Свою роль сыграла прежде всего внезапность. Финны явно не ожидали, что кто-то будет по ним стрелять. Тот, что без шлема, повалился ничком, ударился о броню, странно выгнулся, повис на передке танка. Остальные попадали в снег, то ли живые, то ли убитые, пока неясно. Самое обидное было, что в своего финна на башне Воскобойников промазал – он завертел головой, но не полез, дурак, внутрь танка, а зачем-то стал с него слезать. Со второго выстрела комиссар достал танкиста, но не убил, а лишь ранил, потому что финн довольно резво пополз под машину.

Получается, в танке осталось двое. Плюс как минимум один живой снаружи.

Но живой оказался не один – живых оказалось двое, и финны, укрывшись за броней, отстреливались из пистолетов, потом танк повернул башню, бухнула пушка, снаряд угодил метрах в двадцати левее Воскобойникова. Затрещал пулемет. Потом машина завелась и стала разворачиваться, бог весть зачем – вряд ли финн рассчитывал взобраться на кручу, тем более по такому глубокому снегу.

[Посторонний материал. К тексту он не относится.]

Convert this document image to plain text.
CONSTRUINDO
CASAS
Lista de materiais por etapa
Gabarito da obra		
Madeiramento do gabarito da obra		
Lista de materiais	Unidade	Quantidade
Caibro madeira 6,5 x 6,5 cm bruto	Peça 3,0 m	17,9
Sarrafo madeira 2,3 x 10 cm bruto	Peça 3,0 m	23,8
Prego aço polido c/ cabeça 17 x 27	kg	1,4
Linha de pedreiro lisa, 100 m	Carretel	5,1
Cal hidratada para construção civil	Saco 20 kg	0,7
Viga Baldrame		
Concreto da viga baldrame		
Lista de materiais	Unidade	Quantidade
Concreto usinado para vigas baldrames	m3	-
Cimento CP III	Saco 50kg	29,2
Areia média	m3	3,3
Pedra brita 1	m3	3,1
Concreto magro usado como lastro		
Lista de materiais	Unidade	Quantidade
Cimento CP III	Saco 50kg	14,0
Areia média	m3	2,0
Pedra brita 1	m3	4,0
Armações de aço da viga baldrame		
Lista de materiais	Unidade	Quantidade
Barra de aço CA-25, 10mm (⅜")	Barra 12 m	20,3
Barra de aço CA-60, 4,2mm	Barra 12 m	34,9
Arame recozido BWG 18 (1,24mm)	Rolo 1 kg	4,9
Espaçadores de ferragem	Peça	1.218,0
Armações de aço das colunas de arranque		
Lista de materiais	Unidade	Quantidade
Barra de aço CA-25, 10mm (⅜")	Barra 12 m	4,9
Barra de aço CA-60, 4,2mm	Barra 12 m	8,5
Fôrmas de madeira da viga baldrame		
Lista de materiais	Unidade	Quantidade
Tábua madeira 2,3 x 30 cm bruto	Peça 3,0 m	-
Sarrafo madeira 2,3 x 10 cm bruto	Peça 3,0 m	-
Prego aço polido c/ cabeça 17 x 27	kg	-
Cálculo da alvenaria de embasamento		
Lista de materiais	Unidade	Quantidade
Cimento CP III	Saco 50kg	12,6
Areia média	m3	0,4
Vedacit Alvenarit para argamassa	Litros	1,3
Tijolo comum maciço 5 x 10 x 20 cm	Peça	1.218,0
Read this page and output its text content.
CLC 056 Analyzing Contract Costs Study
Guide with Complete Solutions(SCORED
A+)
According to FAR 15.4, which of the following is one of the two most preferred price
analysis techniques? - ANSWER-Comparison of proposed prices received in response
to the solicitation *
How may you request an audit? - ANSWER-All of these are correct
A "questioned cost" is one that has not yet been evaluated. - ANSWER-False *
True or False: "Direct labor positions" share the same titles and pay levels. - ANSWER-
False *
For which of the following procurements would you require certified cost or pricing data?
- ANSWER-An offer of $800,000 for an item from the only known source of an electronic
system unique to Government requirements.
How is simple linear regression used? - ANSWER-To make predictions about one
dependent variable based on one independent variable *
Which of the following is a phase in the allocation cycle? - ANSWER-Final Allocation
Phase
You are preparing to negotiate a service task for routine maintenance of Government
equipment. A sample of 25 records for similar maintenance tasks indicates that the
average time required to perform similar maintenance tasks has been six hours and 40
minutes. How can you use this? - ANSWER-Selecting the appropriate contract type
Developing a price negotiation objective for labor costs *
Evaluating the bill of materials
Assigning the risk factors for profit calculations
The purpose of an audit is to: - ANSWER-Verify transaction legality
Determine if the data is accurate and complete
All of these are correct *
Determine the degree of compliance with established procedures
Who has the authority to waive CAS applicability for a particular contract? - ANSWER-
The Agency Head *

– Что делать дальше? – крикнул немец.

– Увидим!

Пулеметная очередь прошлась почти над головами, срубив ветви и осыпав Воскобойникова и Айнцигера снегом. Справа кто-то из красноармейцев бросил гранату, она взорвалась, не долетев до танков всего несколько шагов.

– Я их достану, – сказал немец уверенно. – Отвлекайте, я попробую зайти слева.

И пополз на четвереньках по глубокому снегу, закинув винтовку на спину.

– Чего он сказал, товарищ полковой комиссар? – спросил Потапчук.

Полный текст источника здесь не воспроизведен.